Does Australia need to step up its cyber security efforts?
Cyber crime poses a huge threat to developed nations around the world, from computer viruses, phishing scams and distributed denial-of-service (DDoS) attacks to cyber terrorism and cyber warfare. It's why governments are investing millions into tackling cyber crime; developing national strategies, setting up specialist units and collaborating with the police and the IT industry in response to this growing challenge.
Cyber crime can have a significant detrimental effect on a nation's economy. Not only can it lead to big losses for businesses and government departments, it can also have a reputational impact, making the country less attractive as a place to do business.
Unfortunately, the reality is that cyber criminals are usually one step ahead. But it is true that some countries perform better at tackling cyber crime than others, and there have been concerns over whether Australia is doing everything it could to protect its citizens, its business community and its governmental and public bodies.
Australia 'lagging behind' on cyber security
There have been several warnings about the strength of Australia's cyber security capabilities in recent years, with one of the latest coming from the country's national science agency the Commonwealth Scientific and Industrial Research Organisation.
In a report titled Australia's Digital Future: Cyber Security Trends and Implications, it warned that because of rapid digitalisation across Australia, the volume, speed and severity of cyber attacks is likely to increase substantially unless the country is able to ramp up its defences against internet crime.

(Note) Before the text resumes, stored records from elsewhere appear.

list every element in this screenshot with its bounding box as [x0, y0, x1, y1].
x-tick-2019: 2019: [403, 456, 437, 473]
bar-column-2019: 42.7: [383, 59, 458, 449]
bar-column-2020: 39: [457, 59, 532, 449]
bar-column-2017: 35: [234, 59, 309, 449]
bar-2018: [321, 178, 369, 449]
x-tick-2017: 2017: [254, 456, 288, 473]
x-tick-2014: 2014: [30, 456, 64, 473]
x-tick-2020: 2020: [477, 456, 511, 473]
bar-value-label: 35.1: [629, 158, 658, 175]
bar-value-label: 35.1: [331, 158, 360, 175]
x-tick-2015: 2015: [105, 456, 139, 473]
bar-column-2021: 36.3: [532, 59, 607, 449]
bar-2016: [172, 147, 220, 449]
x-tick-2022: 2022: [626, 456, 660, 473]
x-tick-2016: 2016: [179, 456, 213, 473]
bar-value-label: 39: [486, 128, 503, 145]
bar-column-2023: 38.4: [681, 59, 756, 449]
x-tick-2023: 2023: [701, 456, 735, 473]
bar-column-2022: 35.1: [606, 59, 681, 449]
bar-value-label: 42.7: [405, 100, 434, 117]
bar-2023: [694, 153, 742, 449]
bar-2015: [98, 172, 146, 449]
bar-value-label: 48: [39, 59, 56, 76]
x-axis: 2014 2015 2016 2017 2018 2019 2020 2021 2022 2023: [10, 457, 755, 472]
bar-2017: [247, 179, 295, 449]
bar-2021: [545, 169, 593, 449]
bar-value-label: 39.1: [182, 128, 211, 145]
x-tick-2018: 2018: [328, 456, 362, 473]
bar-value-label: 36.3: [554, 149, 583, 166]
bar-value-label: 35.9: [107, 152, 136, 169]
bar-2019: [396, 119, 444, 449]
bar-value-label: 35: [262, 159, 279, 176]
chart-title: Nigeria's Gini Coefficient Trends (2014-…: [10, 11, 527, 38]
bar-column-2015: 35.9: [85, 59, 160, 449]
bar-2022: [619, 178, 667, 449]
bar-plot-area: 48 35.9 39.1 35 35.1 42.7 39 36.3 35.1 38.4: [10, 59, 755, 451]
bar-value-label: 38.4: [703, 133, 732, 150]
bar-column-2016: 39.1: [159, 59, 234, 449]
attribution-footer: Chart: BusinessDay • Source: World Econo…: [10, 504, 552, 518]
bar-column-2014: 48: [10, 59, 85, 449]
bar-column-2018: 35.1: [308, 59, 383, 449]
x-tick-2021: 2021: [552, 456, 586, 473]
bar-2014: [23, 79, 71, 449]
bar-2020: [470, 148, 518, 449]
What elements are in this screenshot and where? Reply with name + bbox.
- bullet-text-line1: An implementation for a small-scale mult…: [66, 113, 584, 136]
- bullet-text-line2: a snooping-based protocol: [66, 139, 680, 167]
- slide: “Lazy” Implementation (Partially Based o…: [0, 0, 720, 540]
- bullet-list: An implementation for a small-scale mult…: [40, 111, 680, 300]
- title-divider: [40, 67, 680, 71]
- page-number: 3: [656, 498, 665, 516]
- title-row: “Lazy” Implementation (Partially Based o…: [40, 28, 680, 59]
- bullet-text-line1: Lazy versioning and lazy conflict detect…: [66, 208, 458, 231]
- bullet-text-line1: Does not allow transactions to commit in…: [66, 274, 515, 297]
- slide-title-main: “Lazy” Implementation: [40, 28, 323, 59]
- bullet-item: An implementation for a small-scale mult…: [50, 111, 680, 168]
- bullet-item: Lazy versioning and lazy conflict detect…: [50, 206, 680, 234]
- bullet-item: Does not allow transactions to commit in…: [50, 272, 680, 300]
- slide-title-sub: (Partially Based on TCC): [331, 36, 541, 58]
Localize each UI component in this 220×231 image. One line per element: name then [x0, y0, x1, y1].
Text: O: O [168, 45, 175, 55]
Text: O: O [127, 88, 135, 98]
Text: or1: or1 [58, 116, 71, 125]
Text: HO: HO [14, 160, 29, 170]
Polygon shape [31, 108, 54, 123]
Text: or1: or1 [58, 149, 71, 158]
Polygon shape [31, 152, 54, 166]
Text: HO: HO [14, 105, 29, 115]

It suggested that future attacks could make last year's Heartbleed scare seem fairly tame in comparison, with mass blackouts, prolonged online outages and widespread incidents of fraud involving health records and taxation data all possible if Australia fails to take action now.
Another recent report, this time examining the risks cyber crime poses to Australia's financial system, concluded that the country's national Cyber Security Strategy (CSS) is out of date and is lagging behind other nations such as the US, the UK, France, Germany and Singapore.
The Financial System Inquiry called on the government to review and update the CSS, which was implemented in 2009, to take account of the new and rapidly changing cyber threats facing the country. It also advocates better cohesion and coordination between public and private sector organisations on the implementation of cyber security policies.
Australia's vulnerability to cyber attacks
Australia's vulnerability to cyber attacks compared to other developed nations around the world has been highlighted by two recent surveys, which demonstrate the impact on both businesses and on ordinary citizens in the country.
According to research carried out by BT Security, some 64 per cent of Australian companies have been hit by DDoS attacks in the last 12 months, causing system crashes that have lasted for at least six hours. This was the highest percentage out of all 11 of the geographical areas measured in the report and compares to a global average of 41 per cent.
"Organisations all over the world are increasingly experiencing disruptive cyber attacks, especially DDoS attacks, but it has now become clear that Australia is being hit the hardest," said Kevin Taylor, president of BT Global Services for Asia, the Middle East and Africa in an article for Technology Spectator.
Meanwhile, a new report from Trend Micro has shown that Australian internet users are more likely to fall victim to ransomware than those elsewhere around the developed world based on the size of the country's population and the number of incidents reported.
Indeed, Australia accounted for five per cent of ransomware attacks in Trend Micro's Security Roundup for the first quarter of 2014, even though it has a population of just 23 million. Germany, with a population of 82 million, accounted for four per cent of infections and France, with 66 million people, accounted for two per cent.
Other countries did record a higher number of incidents, but their populations are also substantially larger than Australia's. For example, the US accounted for 28 per cent of attacks, but it has a population of 314 million, while Japan has a population of 128 million and accounted for 22 per cent.
A need for cyber security talent
It has become clear that Australia needs to do more on cyber crime prevention, but does the country have enough skilled IT professionals to help it take up the challenge? The answer appears to be no. Australia's chief scientist Ian Chubb has been warning for some time now that there are not enough students studying IT-related degrees, and that this could lead to a significant skills shortage.
And earlier this year, National ICT Australia claimed the country could "miss the chance to build an internationally competitive cyber security industry if it doesn't move quickly to foster an agile ecosystem that would create market opportunities and challenging careers for our best computer scientists and software engineers".
This is why the University of New South Wales in Canberra has opened the Australia Centre for Cyber Security at the Australian Defence Force Academy (ADFA) campus, where undergraduate and post-doctoral programmes will be available and where researchers will work tirelessly to help protect the country from the kind of cyber security threats that pose a serious risk to national security.
Launching the facility, assistant minister for defence, Stuart Robert, said: "The centre's research will cover issues such as cyber ethics, law and justice as well as those issues that affect the everyday lives of people and businesses, such as computer and network security."
He added: "We are lucky to have this centre located at ADFA where our future leaders will have access to state-of-the-art research on this significant issue."
But creating a new army of cyber security experts may take time, and Australia needs them now, which is why the country presents such an exciting opportunity for professionals who already possess the kind of skills and experience that are needed within Australia's IT industry.